My snore quote of April 18th:
“This is unlike you and Jimmy Carter, who actually sympathize with the goals of these groups.”
Why can’t the shepherds invent a couple of new slogans for their sheep? We are all a bit bored by now by this equation.
I don’t think this is that significant – Yishai isn’t breaking the government policy as he’s been quite explicit that he only wants to meet with Hamas vis-a-vis the prisoner exchange, rather than more comprehensive issues.
You are wrong. No Israeli cabinet minister has met directly with Hamas, yet Yishai wishes to do so. No Israeli cabinet minister met with Carter on this trip except Yishai. So Yishai broke 2 boycotts. That’s big stuff. SOrry you don’t recognize that.
He’s said he wishes to do so in the knowledge that his membership in the cabinet precludes him from doing that. And I’m not sure how formal the ‘boycott’ of Carter was – i.e. whether or not cabinet ministers were actually told not to meet him. If he actually does meet with Meshal – which I very much doubt – then there will be a story there.
@Joe: I’m always amused by people who point fingers at the “other guys” in Israeli politics warning how corrupt THEY are. While of course MY party is pure as the driven snow. Is Shas corrupt? Sure. But isn’t the system basically encouraging them to be corrupt or at least winking its eye at it?
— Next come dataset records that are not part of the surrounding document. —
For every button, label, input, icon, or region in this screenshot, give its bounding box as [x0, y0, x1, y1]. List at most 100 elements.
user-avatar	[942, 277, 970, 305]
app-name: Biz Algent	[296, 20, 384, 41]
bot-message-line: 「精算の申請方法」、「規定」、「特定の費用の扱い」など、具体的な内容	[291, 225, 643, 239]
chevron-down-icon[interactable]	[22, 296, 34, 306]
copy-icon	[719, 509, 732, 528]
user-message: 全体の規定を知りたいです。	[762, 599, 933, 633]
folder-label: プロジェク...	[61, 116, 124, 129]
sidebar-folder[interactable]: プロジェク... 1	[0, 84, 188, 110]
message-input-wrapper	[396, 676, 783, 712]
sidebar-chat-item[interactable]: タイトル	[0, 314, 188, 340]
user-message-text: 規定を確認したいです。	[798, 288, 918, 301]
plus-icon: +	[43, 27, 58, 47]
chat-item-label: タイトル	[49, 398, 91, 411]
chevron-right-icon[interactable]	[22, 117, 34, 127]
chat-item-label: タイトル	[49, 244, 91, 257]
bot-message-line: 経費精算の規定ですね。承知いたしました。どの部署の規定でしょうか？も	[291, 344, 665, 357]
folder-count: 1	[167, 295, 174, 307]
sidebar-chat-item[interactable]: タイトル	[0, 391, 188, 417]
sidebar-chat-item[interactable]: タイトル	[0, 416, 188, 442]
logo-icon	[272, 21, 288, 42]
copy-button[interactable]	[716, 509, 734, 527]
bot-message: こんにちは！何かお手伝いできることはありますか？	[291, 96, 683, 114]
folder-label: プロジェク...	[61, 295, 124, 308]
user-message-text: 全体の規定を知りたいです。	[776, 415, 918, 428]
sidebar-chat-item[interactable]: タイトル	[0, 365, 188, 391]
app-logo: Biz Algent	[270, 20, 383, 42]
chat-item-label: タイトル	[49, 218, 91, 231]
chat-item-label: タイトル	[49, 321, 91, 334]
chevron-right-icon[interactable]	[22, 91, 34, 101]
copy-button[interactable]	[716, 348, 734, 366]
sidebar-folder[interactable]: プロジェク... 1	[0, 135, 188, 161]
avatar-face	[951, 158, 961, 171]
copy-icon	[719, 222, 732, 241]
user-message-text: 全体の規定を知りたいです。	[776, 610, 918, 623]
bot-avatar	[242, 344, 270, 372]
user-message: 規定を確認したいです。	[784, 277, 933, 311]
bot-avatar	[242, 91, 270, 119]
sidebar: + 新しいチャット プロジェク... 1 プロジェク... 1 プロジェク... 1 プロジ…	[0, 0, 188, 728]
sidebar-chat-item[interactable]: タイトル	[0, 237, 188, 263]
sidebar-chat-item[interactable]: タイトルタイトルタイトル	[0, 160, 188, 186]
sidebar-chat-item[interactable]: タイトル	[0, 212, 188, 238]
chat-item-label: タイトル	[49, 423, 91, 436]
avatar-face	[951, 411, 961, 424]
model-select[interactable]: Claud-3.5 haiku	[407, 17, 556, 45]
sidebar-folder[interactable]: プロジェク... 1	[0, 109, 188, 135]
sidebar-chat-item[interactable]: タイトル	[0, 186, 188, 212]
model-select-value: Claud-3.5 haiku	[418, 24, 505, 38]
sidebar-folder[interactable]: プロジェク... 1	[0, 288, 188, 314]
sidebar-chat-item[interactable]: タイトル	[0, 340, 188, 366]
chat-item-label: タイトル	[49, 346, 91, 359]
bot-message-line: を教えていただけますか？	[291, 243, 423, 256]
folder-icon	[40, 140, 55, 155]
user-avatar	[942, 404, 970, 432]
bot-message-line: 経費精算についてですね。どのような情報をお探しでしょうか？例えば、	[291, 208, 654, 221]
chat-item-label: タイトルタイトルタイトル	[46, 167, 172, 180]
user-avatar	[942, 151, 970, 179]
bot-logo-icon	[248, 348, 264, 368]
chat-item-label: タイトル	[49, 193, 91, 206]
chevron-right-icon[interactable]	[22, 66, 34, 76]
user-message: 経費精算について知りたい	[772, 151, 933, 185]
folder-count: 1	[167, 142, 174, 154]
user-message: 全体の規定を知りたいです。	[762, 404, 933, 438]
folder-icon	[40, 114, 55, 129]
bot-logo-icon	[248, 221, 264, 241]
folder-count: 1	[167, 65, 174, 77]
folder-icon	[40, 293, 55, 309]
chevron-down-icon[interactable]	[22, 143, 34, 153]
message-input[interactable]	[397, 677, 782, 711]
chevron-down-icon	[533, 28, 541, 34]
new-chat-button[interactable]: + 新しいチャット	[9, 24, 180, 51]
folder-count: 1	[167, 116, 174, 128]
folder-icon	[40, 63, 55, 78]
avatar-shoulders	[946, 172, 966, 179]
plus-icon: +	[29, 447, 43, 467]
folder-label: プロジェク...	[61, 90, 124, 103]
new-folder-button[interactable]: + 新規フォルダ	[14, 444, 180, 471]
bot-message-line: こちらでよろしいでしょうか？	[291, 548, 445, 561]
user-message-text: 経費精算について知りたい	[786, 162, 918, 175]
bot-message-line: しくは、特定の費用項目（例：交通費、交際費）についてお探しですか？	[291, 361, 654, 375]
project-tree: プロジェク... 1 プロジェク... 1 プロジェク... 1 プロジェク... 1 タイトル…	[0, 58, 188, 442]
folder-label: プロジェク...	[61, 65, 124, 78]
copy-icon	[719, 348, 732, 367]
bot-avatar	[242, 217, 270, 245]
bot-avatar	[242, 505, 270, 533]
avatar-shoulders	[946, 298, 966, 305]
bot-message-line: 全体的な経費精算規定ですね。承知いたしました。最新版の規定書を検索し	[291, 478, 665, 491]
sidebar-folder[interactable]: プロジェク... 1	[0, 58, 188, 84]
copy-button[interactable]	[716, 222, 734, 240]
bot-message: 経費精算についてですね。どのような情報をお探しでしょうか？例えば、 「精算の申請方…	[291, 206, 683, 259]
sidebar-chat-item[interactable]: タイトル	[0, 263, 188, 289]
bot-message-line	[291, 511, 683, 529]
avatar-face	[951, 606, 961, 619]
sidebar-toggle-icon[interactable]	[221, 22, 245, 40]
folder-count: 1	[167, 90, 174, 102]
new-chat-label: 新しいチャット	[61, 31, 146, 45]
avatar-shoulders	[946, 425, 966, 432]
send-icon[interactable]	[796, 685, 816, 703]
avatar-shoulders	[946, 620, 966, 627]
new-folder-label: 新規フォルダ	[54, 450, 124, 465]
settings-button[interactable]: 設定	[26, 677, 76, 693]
I don’t like Israel being a theocracy. At the time when the Orthodox stop having a monopoly on certain social functions (like education–at least the education of their own), then I’ll be the first in line to say: “Stop this.” But as long as Israel remains a theocracy then I’m afraid what Shas does is merely manipulate the system in ways the system allows it to.
I don’t approve of Shas’ corruption nor of its views on religious affairs. But its views on the I-P conflict are often quite moderate & therefore worth listening to.
Not very related to the subject, but I’m thinking, since no Seculars nor Ashkenazim are allowed in Shas, is this an ‘apartheid’ party?
Shas certainly is what I’d call a “tribal” political party based on narrow ethnic/religious outlook. That’s what I have against it. But then again, it feels somewhat more affinity for both Mizrahi Israelis & the Arab world in general. So it brings something to the table that the Ashkenazi dominated parties don’t.